When we started the trial, adjuvant data for durvalumab and osimertinib were not available. When those data came out, and osimertinib was approved in December of 2020 for patients with EGFR-mutated adenocarcinoma, the disease-free survival was dramatically different, with an amazing hazard ratio of 0.2. We adapted the protocol and put testing for both ALK and EGFR as exclusion criteria up front. There were 51 patients [enrolled] onto AEGEAN prior to that [amendment] who we knew [harbored] EGFR mutations. However, we felt that the osimertinib data was so strong that it would be ethically better to exclude [any more patients with EGFR mutations] from the trial. In fact, we removed those patients from our primary modified ITT [analysis]. These data are looking at what happened to those patients.

According to the data presented from this subgroup analysis, what was the efficacy and safety of perioperative durvalumab plus chemotherapy in patients with EGFR-mutated NSCLC?

First, [these results should be extrapolated with] caution. Of the 51 patients [in this subgroup], 26 received the durvalumab/chemotherapy regimen and 25 just received chemotherapy, so [this is a] small [cohort]. However, there have been signals from the advanced patient setting that patients who have EGFR mutations, and probably those who have ALK rearrangements [benefit less] from immunotherapy than those who [do] not. That was our presumption, and that's what we saw. The survival curves are essentially superimposable for the treatment and non-treatment arms. Again, the follow-up was not long, and they're very small numbers. Importantly, there was no safety signal [with the combination. In fact, adverse effects were uncommon and [observed at] similar [rates] between both arms. We look forward to longer-term data.

The bottom line is that the difference in pCR between the arms was 3%, which was not significant, and EFS rates were [comparable]. [Based on these data], we feel that it's reasonable to recommend that patients with EGFR mutations [should undergo] assessment ahead of [treatment with] neoadjuvant chemoimmunotherapy, and that they should probably be eliminated from trials or treatment approaches that include chemoimmunotherapy.

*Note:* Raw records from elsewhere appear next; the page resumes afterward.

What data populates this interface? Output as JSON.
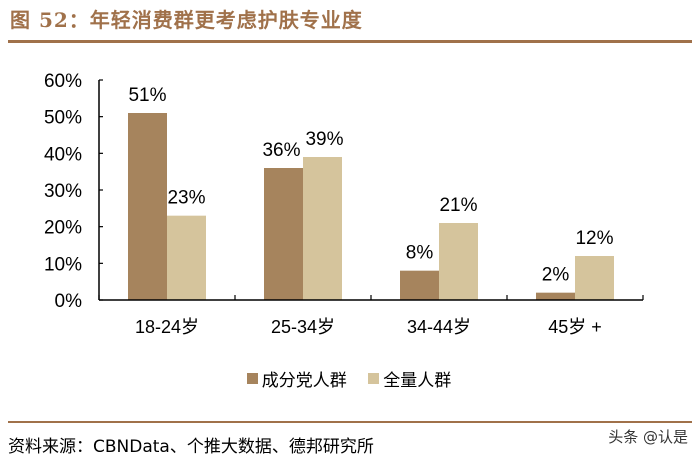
{
  "header": {
    "title": "图 52：年轻消费群更考虑护肤专业度"
  },
  "footer": {
    "source": "资料来源：CBNData、个推大数据、德邦研究所",
    "watermark": "头条 @认是"
  },
  "colors": {
    "series_1": "#a6845d",
    "series_2": "#d5c49c",
    "accent": "#a0714a"
  },
  "legend": [
    {
      "label": "成分党人群",
      "color": "#a6845d"
    },
    {
      "label": "全量人群",
      "color": "#d5c49c"
    }
  ],
  "chart_data": {
    "type": "bar",
    "title": "年轻消费群更考虑护肤专业度",
    "xlabel": "",
    "ylabel": "",
    "categories": [
      "18-24岁",
      "25-34岁",
      "34-44岁",
      "45岁 +"
    ],
    "series": [
      {
        "name": "成分党人群",
        "values": [
          51,
          36,
          8,
          2
        ],
        "labels": [
          "51%",
          "36%",
          "8%",
          "2%"
        ]
      },
      {
        "name": "全量人群",
        "values": [
          23,
          39,
          21,
          12
        ],
        "labels": [
          "23%",
          "39%",
          "21%",
          "12%"
        ]
      }
    ],
    "ylim": [
      0,
      60
    ],
    "yticks": [
      "0%",
      "10%",
      "20%",
      "30%",
      "40%",
      "50%",
      "60%"
    ],
    "grid": false,
    "legend_position": "bottom"
  }
}
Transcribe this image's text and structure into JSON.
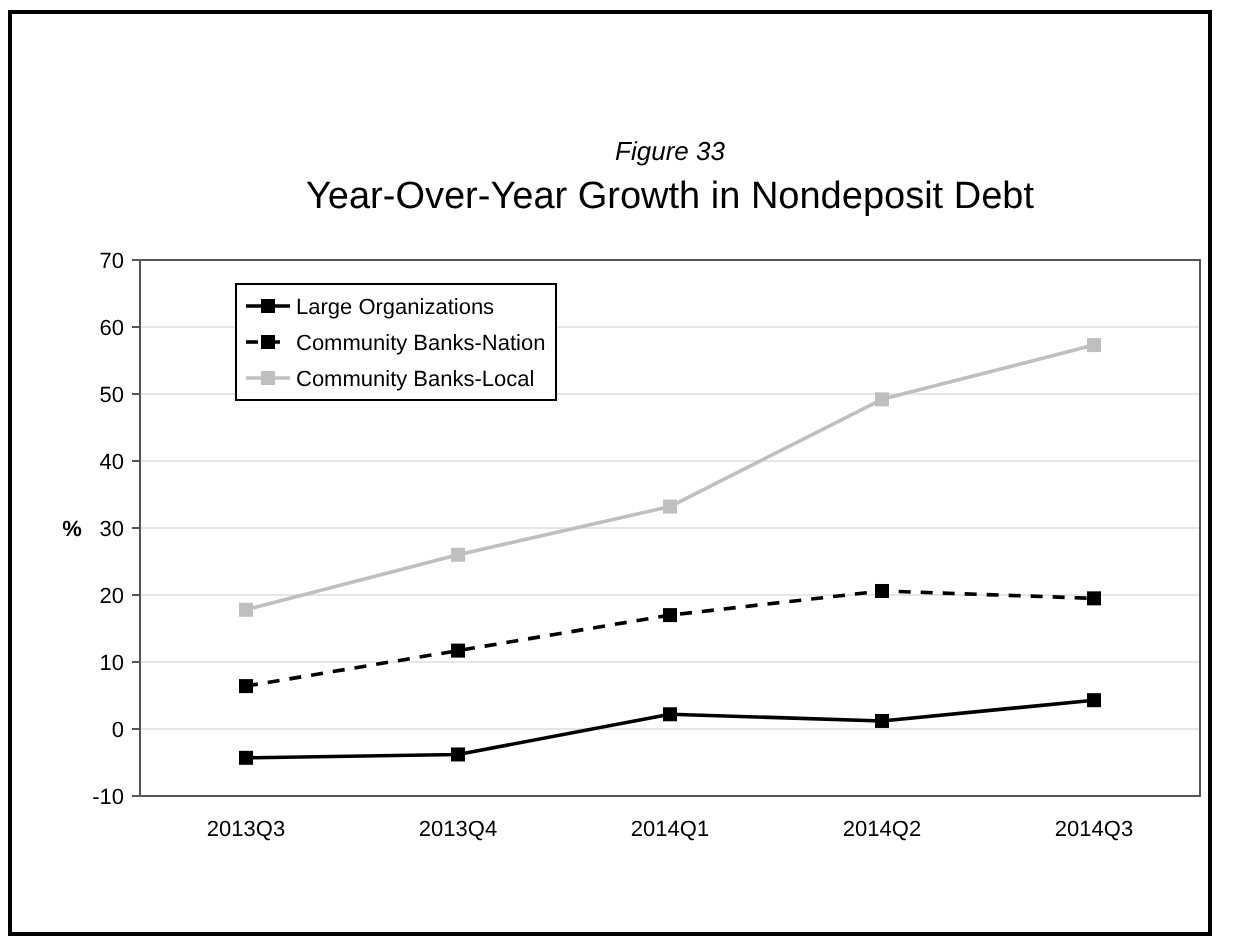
{
  "chart_data": {
    "type": "line",
    "subtitle": "Figure 33",
    "title": "Year-Over-Year Growth in Nondeposit Debt",
    "ylabel": "%",
    "categories": [
      "2013Q3",
      "2013Q4",
      "2014Q1",
      "2014Q2",
      "2014Q3"
    ],
    "series": [
      {
        "name": "Large Organizations",
        "color": "#000000",
        "values": [
          -4.3,
          -3.8,
          2.2,
          1.2,
          4.3
        ],
        "line_style": "solid"
      },
      {
        "name": "Community Banks-Nation",
        "color": "#000000",
        "values": [
          6.4,
          11.7,
          17.0,
          20.6,
          19.5
        ],
        "line_style": "dashed"
      },
      {
        "name": "Community Banks-Local",
        "color": "#bfbfbf",
        "values": [
          17.8,
          26.0,
          33.2,
          49.2,
          57.3
        ],
        "line_style": "solid"
      }
    ],
    "ylim": [
      -10,
      70
    ],
    "yticks": [
      -10,
      0,
      10,
      20,
      30,
      40,
      50,
      60,
      70
    ],
    "grid": "y",
    "legend": "top left",
    "marker": "square"
  }
}
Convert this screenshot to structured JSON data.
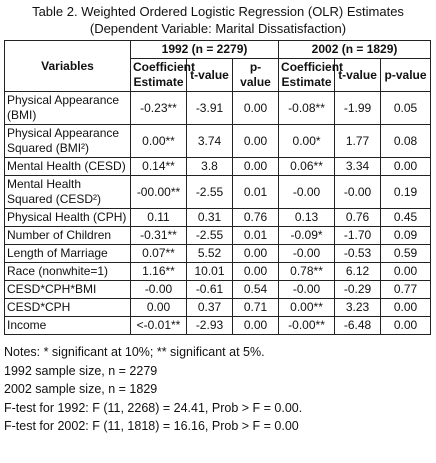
{
  "title": [
    "Table 2. Weighted Ordered Logistic Regression (OLR) Estimates",
    "(Dependent Variable: Marital Dissatisfaction)"
  ],
  "table": {
    "variables_header": "Variables",
    "groups": [
      "1992 (n = 2279)",
      "2002 (n = 1829)"
    ],
    "columns": [
      "Coefficient Estimate",
      "t-value",
      "p-value",
      "Coefficient Estimate",
      "t-value",
      "p-value"
    ],
    "rows": [
      [
        "Physical Appearance (BMI)",
        "-0.23**",
        "-3.91",
        "0.00",
        "-0.08**",
        "-1.99",
        "0.05"
      ],
      [
        "Physical Appearance Squared (BMI²)",
        "0.00**",
        "3.74",
        "0.00",
        "0.00*",
        "1.77",
        "0.08"
      ],
      [
        "Mental Health (CESD)",
        "0.14**",
        "3.8",
        "0.00",
        "0.06**",
        "3.34",
        "0.00"
      ],
      [
        "Mental Health Squared (CESD²)",
        "-00.00**",
        "-2.55",
        "0.01",
        "-0.00",
        "-0.00",
        "0.19"
      ],
      [
        "Physical Health (CPH)",
        "0.11",
        "0.31",
        "0.76",
        "0.13",
        "0.76",
        "0.45"
      ],
      [
        "Number of Children",
        "-0.31**",
        "-2.55",
        "0.01",
        "-0.09*",
        "-1.70",
        "0.09"
      ],
      [
        "Length of Marriage",
        "0.07**",
        "5.52",
        "0.00",
        "-0.00",
        "-0.53",
        "0.59"
      ],
      [
        "Race (nonwhite=1)",
        "1.16**",
        "10.01",
        "0.00",
        "0.78**",
        "6.12",
        "0.00"
      ],
      [
        "CESD*CPH*BMI",
        "-0.00",
        "-0.61",
        "0.54",
        "-0.00",
        "-0.29",
        "0.77"
      ],
      [
        "CESD*CPH",
        "0.00",
        "0.37",
        "0.71",
        "0.00**",
        "3.23",
        "0.00"
      ],
      [
        "Income",
        "<-0.01**",
        "-2.93",
        "0.00",
        "-0.00**",
        "-6.48",
        "0.00"
      ]
    ]
  },
  "notes": [
    "Notes: * significant at 10%; ** significant at 5%.",
    "1992 sample size, n = 2279",
    "2002 sample size, n = 1829",
    "F-test for 1992: F (11, 2268) = 24.41, Prob > F = 0.00.",
    "F-test for 2002: F (11, 1818) = 16.16, Prob > F = 0.00"
  ]
}
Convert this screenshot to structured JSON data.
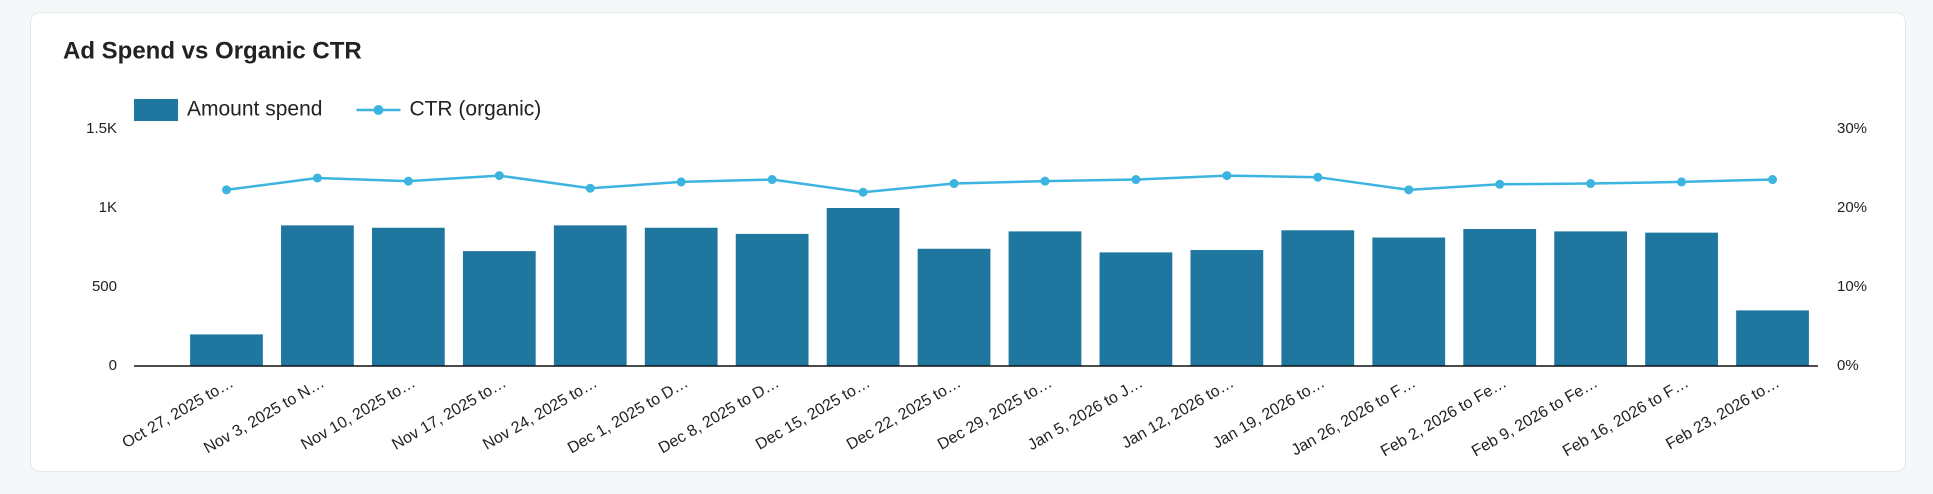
{
  "chart_data": {
    "type": "bar_line",
    "title": "Ad Spend vs Organic CTR",
    "categories": [
      "Oct 27, 2025 to…",
      "Nov 3, 2025 to N…",
      "Nov 10, 2025 to…",
      "Nov 17, 2025 to…",
      "Nov 24, 2025 to…",
      "Dec 1, 2025 to D…",
      "Dec 8, 2025 to D…",
      "Dec 15, 2025 to…",
      "Dec 22, 2025 to…",
      "Dec 29, 2025 to…",
      "Jan 5, 2026 to J…",
      "Jan 12, 2026 to…",
      "Jan 19, 2026 to…",
      "Jan 26, 2026 to F…",
      "Feb 2, 2026 to Fe…",
      "Feb 9, 2026 to Fe…",
      "Feb 16, 2026 to F…",
      "Feb 23, 2026 to…"
    ],
    "series": [
      {
        "name": "Amount spend",
        "type": "bar",
        "color": "#1f77a0",
        "values": [
          200,
          890,
          875,
          727,
          890,
          875,
          836,
          1000,
          742,
          852,
          719,
          734,
          859,
          813,
          867,
          852,
          844,
          352
        ]
      },
      {
        "name": "CTR (organic)",
        "type": "line",
        "axis": "y2",
        "color": "#3cb4e0",
        "values": [
          22.3,
          23.8,
          23.4,
          24.1,
          22.5,
          23.3,
          23.6,
          22.0,
          23.1,
          23.4,
          23.6,
          24.1,
          23.9,
          22.3,
          23.0,
          23.1,
          23.3,
          23.6
        ]
      }
    ],
    "ylim": [
      0,
      1500
    ],
    "yticks": [
      0,
      500,
      {
        "value": 1000,
        "label": "1K"
      },
      {
        "value": 1500,
        "label": "1.5K"
      }
    ],
    "y2lim": [
      0,
      30
    ],
    "y2ticks": [
      {
        "value": 0,
        "label": "0%"
      },
      {
        "value": 10,
        "label": "10%"
      },
      {
        "value": 20,
        "label": "20%"
      },
      {
        "value": 30,
        "label": "30%"
      }
    ]
  }
}
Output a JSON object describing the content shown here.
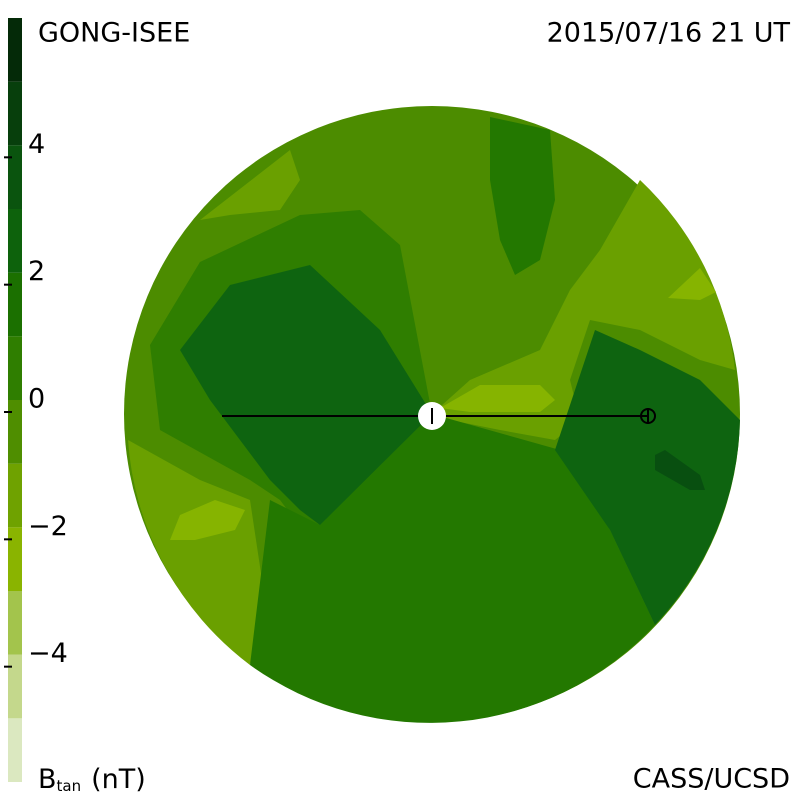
{
  "chart_data": {
    "type": "colorbar",
    "source": "GONG-ISEE",
    "date": "2015/07/16 21 UT",
    "credit": "CASS/UCSD",
    "label": {
      "symbol": "B",
      "subscript": "tan",
      "unit": "(nT)"
    },
    "ylim": [
      -6,
      6
    ],
    "yticks": [
      {
        "value": -4,
        "label": "−4"
      },
      {
        "value": -2,
        "label": "−2"
      },
      0,
      2,
      4
    ],
    "levels": [
      -6,
      -5,
      -4,
      -3,
      -2,
      -1,
      0,
      1,
      2,
      3,
      4,
      5,
      6
    ],
    "colors": [
      "#dbe8c0",
      "#c4d88c",
      "#a3c44c",
      "#8ab400",
      "#6fa200",
      "#4f8e00",
      "#2f7e00",
      "#1b7000",
      "#0d620c",
      "#0a540e",
      "#073f0c",
      "#042a08"
    ]
  }
}
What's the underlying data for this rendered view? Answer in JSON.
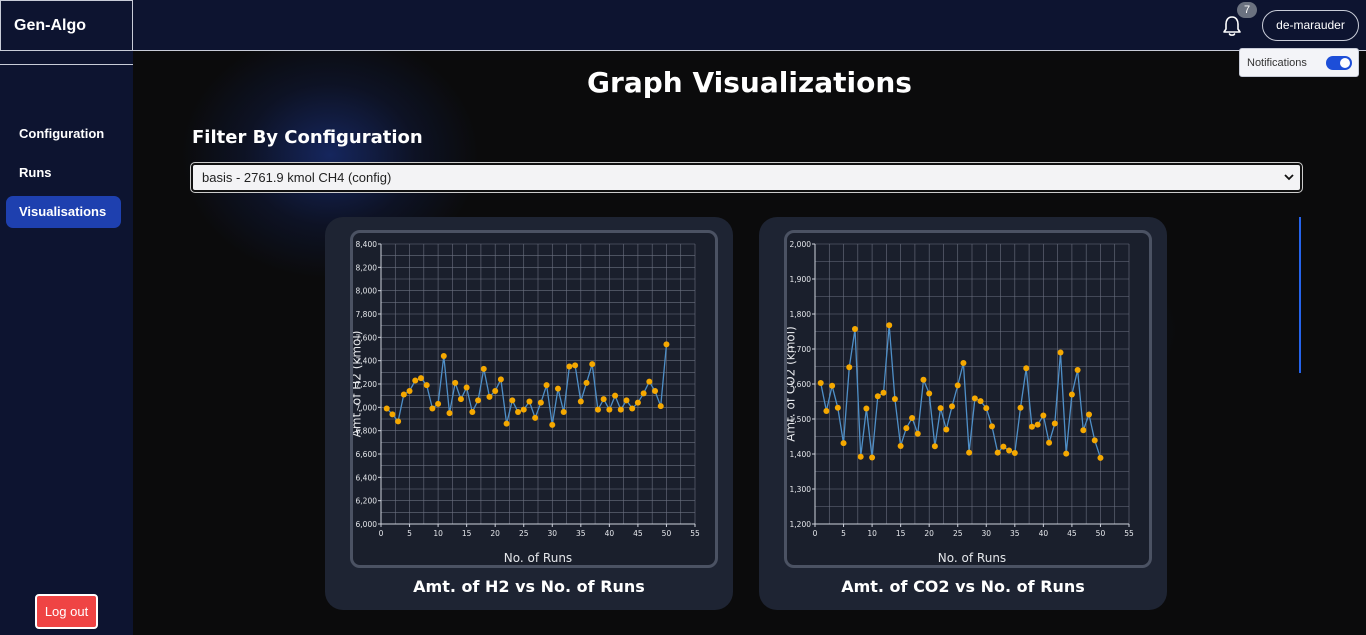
{
  "brand": "Gen-Algo",
  "topbar": {
    "notification_count": "7",
    "user_label": "de-marauder",
    "notifications_label": "Notifications"
  },
  "sidebar": {
    "items": [
      {
        "label": "Configuration",
        "active": false
      },
      {
        "label": "Runs",
        "active": false
      },
      {
        "label": "Visualisations",
        "active": true
      }
    ],
    "logout_label": "Log out"
  },
  "main": {
    "title": "Graph Visualizations",
    "filter_title": "Filter By Configuration",
    "selected_config": "basis - 2761.9 kmol CH4 (config)"
  },
  "chart_data": [
    {
      "type": "line",
      "title": "Amt. of H2 vs No. of Runs",
      "xlabel": "No. of Runs",
      "ylabel": "Amt. of H2 (kmol)",
      "xlim": [
        0,
        55
      ],
      "ylim": [
        6000,
        8400
      ],
      "xticks": [
        0,
        5,
        10,
        15,
        20,
        25,
        30,
        35,
        40,
        45,
        50,
        55
      ],
      "yticks": [
        "6,000",
        "6,200",
        "6,400",
        "6,600",
        "6,800",
        "7,000",
        "7,200",
        "7,400",
        "7,600",
        "7,800",
        "8,000",
        "8,200",
        "8,400"
      ],
      "ytick_values": [
        6000,
        6200,
        6400,
        6600,
        6800,
        7000,
        7200,
        7400,
        7600,
        7800,
        8000,
        8200,
        8400
      ],
      "x": [
        1,
        2,
        3,
        4,
        5,
        6,
        7,
        8,
        9,
        10,
        11,
        12,
        13,
        14,
        15,
        16,
        17,
        18,
        19,
        20,
        21,
        22,
        23,
        24,
        25,
        26,
        27,
        28,
        29,
        30,
        31,
        32,
        33,
        34,
        35,
        36,
        37,
        38,
        39,
        40,
        41,
        42,
        43,
        44,
        45,
        46,
        47,
        48,
        49,
        50
      ],
      "y": [
        6990,
        6940,
        6880,
        7110,
        7140,
        7230,
        7250,
        7190,
        6990,
        7030,
        7440,
        6950,
        7210,
        7070,
        7170,
        6960,
        7060,
        7330,
        7090,
        7140,
        7240,
        6860,
        7060,
        6960,
        6980,
        7050,
        6910,
        7040,
        7190,
        6850,
        7160,
        6960,
        7350,
        7360,
        7050,
        7210,
        7370,
        6980,
        7070,
        6980,
        7100,
        6980,
        7060,
        6990,
        7040,
        7120,
        7220,
        7140,
        7010,
        7540
      ],
      "grid": true,
      "line_color": "#4f8fc7",
      "marker_color": "#f5a800"
    },
    {
      "type": "line",
      "title": "Amt. of CO2 vs No. of Runs",
      "xlabel": "No. of Runs",
      "ylabel": "Amt. of CO2 (kmol)",
      "xlim": [
        0,
        55
      ],
      "ylim": [
        1200,
        2000
      ],
      "xticks": [
        0,
        5,
        10,
        15,
        20,
        25,
        30,
        35,
        40,
        45,
        50,
        55
      ],
      "yticks": [
        "1,200",
        "1,300",
        "1,400",
        "1,500",
        "1,600",
        "1,700",
        "1,800",
        "1,900",
        "2,000"
      ],
      "ytick_values": [
        1200,
        1300,
        1400,
        1500,
        1600,
        1700,
        1800,
        1900,
        2000
      ],
      "x": [
        1,
        2,
        3,
        4,
        5,
        6,
        7,
        8,
        9,
        10,
        11,
        12,
        13,
        14,
        15,
        16,
        17,
        18,
        19,
        20,
        21,
        22,
        23,
        24,
        25,
        26,
        27,
        28,
        29,
        30,
        31,
        32,
        33,
        34,
        35,
        36,
        37,
        38,
        39,
        40,
        41,
        42,
        43,
        44,
        45,
        46,
        47,
        48,
        49,
        50
      ],
      "y": [
        1603,
        1523,
        1595,
        1532,
        1431,
        1648,
        1757,
        1392,
        1530,
        1390,
        1565,
        1575,
        1768,
        1557,
        1423,
        1474,
        1503,
        1458,
        1612,
        1573,
        1422,
        1531,
        1470,
        1536,
        1596,
        1660,
        1404,
        1559,
        1551,
        1531,
        1479,
        1404,
        1421,
        1410,
        1403,
        1532,
        1645,
        1478,
        1484,
        1510,
        1432,
        1487,
        1690,
        1401,
        1570,
        1640,
        1468,
        1513,
        1439,
        1389
      ],
      "grid": true,
      "line_color": "#4f8fc7",
      "marker_color": "#f5a800"
    }
  ]
}
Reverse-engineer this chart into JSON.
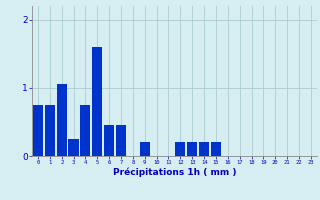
{
  "values": [
    0.75,
    0.75,
    1.05,
    0.25,
    0.75,
    1.6,
    0.45,
    0.45,
    0.0,
    0.2,
    0.0,
    0.0,
    0.2,
    0.2,
    0.2,
    0.2,
    0.0,
    0.0,
    0.0,
    0.0,
    0.0,
    0.0,
    0.0,
    0.0
  ],
  "bar_color": "#0033cc",
  "background_color": "#d6eef2",
  "grid_color": "#aacccc",
  "xlabel": "Précipitations 1h ( mm )",
  "xlabel_color": "#0000bb",
  "tick_color": "#0000bb",
  "yticks": [
    0,
    1,
    2
  ],
  "ylim": [
    0,
    2.2
  ],
  "bar_width": 0.85,
  "figsize": [
    3.2,
    2.0
  ],
  "dpi": 100
}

What other research in the lung cancer space were you excited to see presented at the IASLC 2023 World Conference on Lung Cancer?

I was the president of the 2020 World Conference on Lung Cancer when it was virtual in Denver. It was kind of frustrating not getting together for that due to COVID-19. This is the second meeting we've had back in person, and that's the most important thing. This is an important meeting for all of us who [treat patients with] thoracic cancers. We've always been multidisciplinary and inclusive, so seeing friends from all over the world is important. I [was] most looking forward to the presentation of data from the MARS2 study [NCT02040272] on the effect of chemotherapy alone vs chemotherapy with surgery [in patients with] mesothelioma. There were also several other smaller-outcome studies. The other important use of this meeting is [to spotlight] lots of phase 2 trials that are demonstrating signals for new agents. For 20 years, we were optimistic about cancer care. There were opportunities to treat patients who really didn't have a whole lot [of options]. Now, there are hundreds of potential new therapies for patients with lung cancer. I'm hopeful that over the next 5 to 10 years, we're going to make major inroads in cancer treatment and care.

Reference

He J, Gao S, Reck M, et al. Neoadjuvant durvalumab + chemotherapy followed by adjuvant durvalumab in resectable EGFR-mutated NSCLC (AEGEAN). Presented at: 2023 IASLC World Conference on Lung Cancer; September 9-12, 2023; Singapore, Republic of Singapore. Abstract OA012.06.